Karola - my mieszkamy na trzecim piętrze, windy brak, do tej pory miałam problemy jedynie jak wracałam z wielkimi ciężkimi zakupami, a teraz wejście na górę po schodach jest dla mnie jak wejście na Mount Everest!! staraj sie może porcjować obowiązki, zrób coś, odpocznij, znowu coś, przerwa na herbatę, znowu coś...
 
dziuba127 dziekuje za słowa otuchy:) ja jestem jednak troche w innej sytuacji bo ja zatrudniona jestem na czas nieokreslony, do konca lutego mam wychowawczy i ciaza ta nie byla zaplanowana...i wlasnie strasznie mi glupio w pracy powiedziec ze znowu mnie nie bedzie jak juz 3 lata siedze w domu... niechce wracac do pracy w czasie ciazy zabardzo bo mialam niezbyt lekka prace, firma budowlana na kasie;/ i nie wiem czy l4 od razu dostane...choc cieżko mi troche to ciesze sie ze bede miala kolejne maleństwo, zawsze chciałam mieć dwojke, nie koniecznie teraz ale los zdecydowal inaczej...

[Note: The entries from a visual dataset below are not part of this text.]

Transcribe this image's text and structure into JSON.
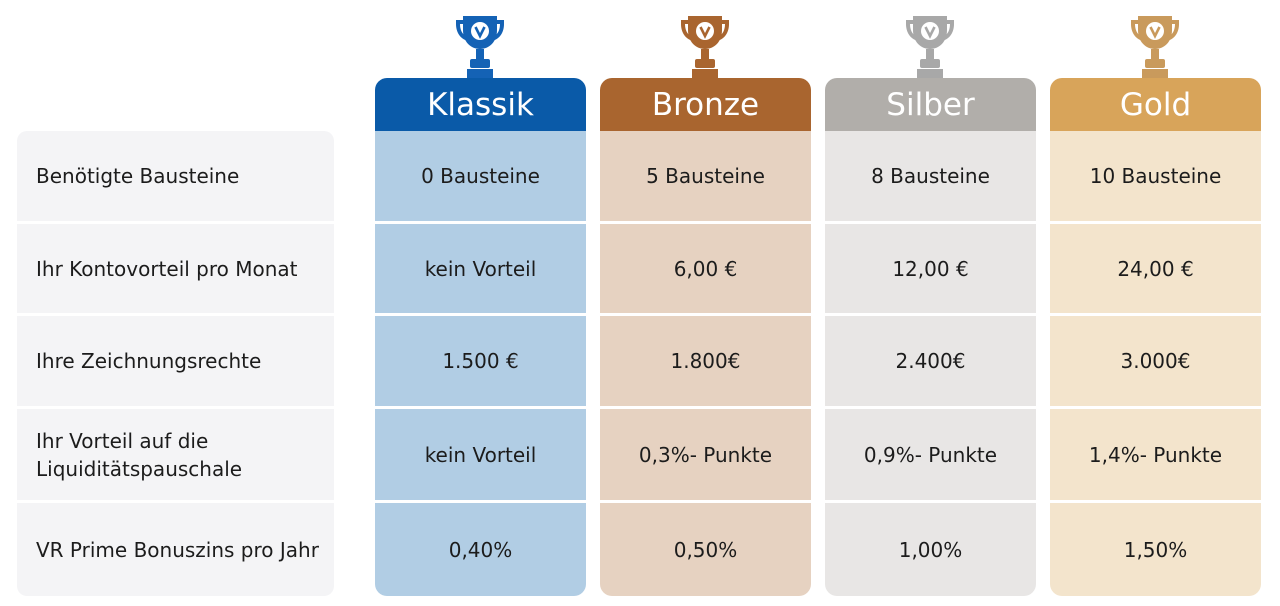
{
  "rows": [
    {
      "label": "Benötigte Bausteine"
    },
    {
      "label": "Ihr Kontovorteil pro Monat"
    },
    {
      "label": "Ihre Zeichnungsrechte"
    },
    {
      "label": "Ihr Vorteil auf die\nLiquiditätspauschale"
    },
    {
      "label": "VR Prime Bonuszins pro Jahr"
    }
  ],
  "tiers": [
    {
      "name": "Klassik",
      "header_color": "#0a5aa8",
      "body_color": "#b1cde4",
      "trophy_color": "#1462b5",
      "values": [
        "0 Bausteine",
        "kein Vorteil",
        "1.500 €",
        "kein Vorteil",
        "0,40%"
      ]
    },
    {
      "name": "Bronze",
      "header_color": "#a9652f",
      "body_color": "#e6d2c1",
      "trophy_color": "#a9652f",
      "values": [
        "5 Bausteine",
        "6,00 €",
        "1.800€",
        "0,3%- Punkte",
        "0,50%"
      ]
    },
    {
      "name": "Silber",
      "header_color": "#b1aeaa",
      "body_color": "#e8e6e5",
      "trophy_color": "#a8a8a8",
      "values": [
        "8 Bausteine",
        "12,00 €",
        "2.400€",
        "0,9%- Punkte",
        "1,00%"
      ]
    },
    {
      "name": "Gold",
      "header_color": "#d8a45a",
      "body_color": "#f3e4cc",
      "trophy_color": "#c99a5c",
      "values": [
        "10 Bausteine",
        "24,00 €",
        "3.000€",
        "1,4%- Punkte",
        "1,50%"
      ]
    }
  ]
}
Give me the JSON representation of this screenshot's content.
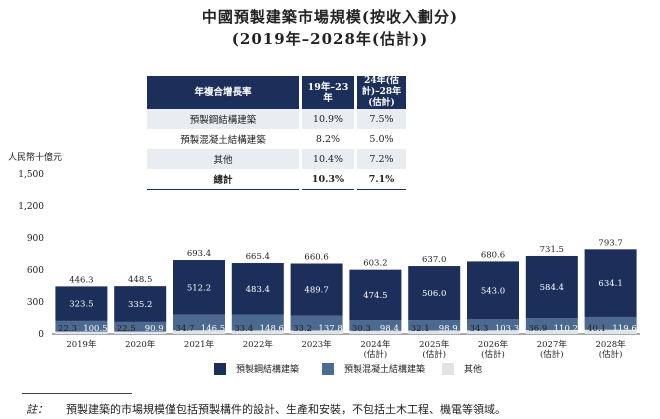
{
  "title_line1": "中國預製建築市場規模(按收入劃分)",
  "title_line2": "(2019年–2028年(估計))",
  "cagr_table": {
    "header": [
      "年複合增長率",
      "19年–23年",
      "24年(估計)–28年(估計)"
    ],
    "rows": [
      [
        "預製鋼結構建築",
        "10.9%",
        "7.5%"
      ],
      [
        "預製混凝土結構建築",
        "8.2%",
        "5.0%"
      ],
      [
        "其他",
        "10.4%",
        "7.2%"
      ],
      [
        "總計",
        "10.3%",
        "7.1%"
      ]
    ]
  },
  "footnote": {
    "label": "註：",
    "text": "預製建築的市場規模僅包括預製構件的設計、生產和安裝，不包括土木工程、機電等領域。"
  },
  "colors": {
    "steel": "#1c2f5a",
    "concrete": "#4c6a8f",
    "other": "#dfe4ea",
    "header_bg": "#1c2f5a"
  },
  "chart_data": {
    "type": "bar",
    "stacked": true,
    "ylabel": "人民幣十億元",
    "ylim": [
      0,
      1500
    ],
    "yticks": [
      "0",
      "300",
      "600",
      "900",
      "1,200",
      "1,500"
    ],
    "categories": [
      [
        "2019年"
      ],
      [
        "2020年"
      ],
      [
        "2021年"
      ],
      [
        "2022年"
      ],
      [
        "2023年"
      ],
      [
        "2024年",
        "(估計)"
      ],
      [
        "2025年",
        "(估計)"
      ],
      [
        "2026年",
        "(估計)"
      ],
      [
        "2027年",
        "(估計)"
      ],
      [
        "2028年",
        "(估計)"
      ]
    ],
    "series": [
      {
        "name": "其他",
        "values": [
          22.3,
          22.5,
          34.7,
          33.4,
          33.2,
          30.3,
          32.1,
          34.3,
          36.9,
          40.1
        ]
      },
      {
        "name": "預製混凝土結構建築",
        "values": [
          100.5,
          90.9,
          146.5,
          148.6,
          137.8,
          98.4,
          98.9,
          103.3,
          110.2,
          119.6
        ]
      },
      {
        "name": "預製鋼結構建築",
        "values": [
          323.5,
          335.2,
          512.2,
          483.4,
          489.7,
          474.5,
          506.0,
          543.0,
          584.4,
          634.1
        ]
      }
    ],
    "totals": [
      446.3,
      448.5,
      693.4,
      665.4,
      660.6,
      603.2,
      637.0,
      680.6,
      731.5,
      793.7
    ],
    "legend": [
      "預製鋼結構建築",
      "預製混凝土結構建築",
      "其他"
    ],
    "legend_position": "bottom"
  }
}
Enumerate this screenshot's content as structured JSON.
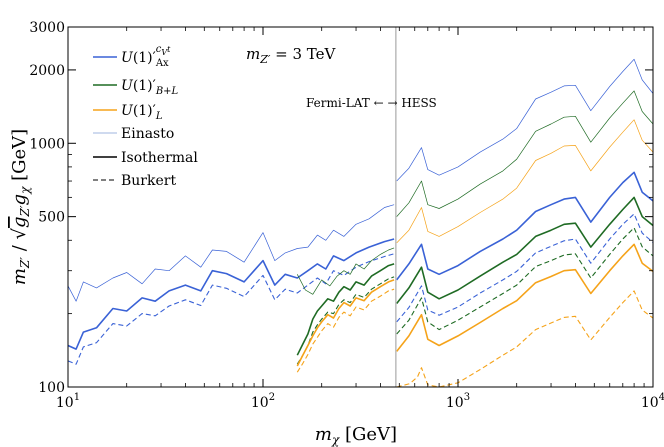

Dziewczyny ja mieszkam na 4 pietrze bez windy, tez mi ciezko wgramolic sie teraz do gory...bo jak ide to wszystko mi podchodzi z żołądka:p a tak to spać mi sie chce czesto, a tu sie nieda, moja coreczka jest absorbująca, ciągle chce zebym sie bawiła z nią i wogóle:) ta druga ciąza choc to dopiero sam początek już jest inna:) pierwsza bezobjawowo przebiegla i czulam sie tak błogo a teraz jakos mnie ciągle dołki łapią...no tak chyba hormony działają:) pozdrawiam Was serdecznie i życzę wszystkim zdrówka:*
Ps. sorki że sie tak rozpisalam o moich poblemach ale w domu niebardzo mam sie komu wygadac:)
 
reklama
dziuba nie pisz tu takich rzeczy o leżeniu w łóżku o 12;-) boże ja o 6 wstaję..co jest aktualnie masakrą..
co do 3-go piętra..dreptałam w 1-szej ciąży, potem dziecko, wózek..brrr!!! jak sobie przypomnę. Teraz luksus- domek:-) zero dźwigania i wnoszenia na górę..

o imbirze też słyszałam, ale w 1-szej ciązy też nie stosowałam, jakoś sama myśl o zapachu imbiru powoduje u mnie jeszcze gorsze mdłości. Przed chwilą pożarłam jakiś słodki deserek i jakoś ciut lepiej, ale chyba jeszcze zjem serek wiejski..kurcze o dparu miesiecy nie jadłam słodyczy a teraz jakoś mi się chce..
motyl chyba jeszcze z awczesnie na mdłosci..takze nie ciesz sie tak bardzo;-)
katezbb rozumiem Cie, jeśli chodzi o pracę..no ale siła wyższa..a rzeczywiscie nie masz łatwej pracy, także bez sensu wracać. chociaż z drugiej strony, moze lepiej wrócić na trochę, a potem ciągnąć zwolnienie? zawsze jakaś kasa..a co do zwolnienia to wydaje mi się, ze dostaniesz bez problemu.
a co do córci, to co byś z nią zrobiła, jakbyś wróciła do pracy? przedszkole? czy babcia?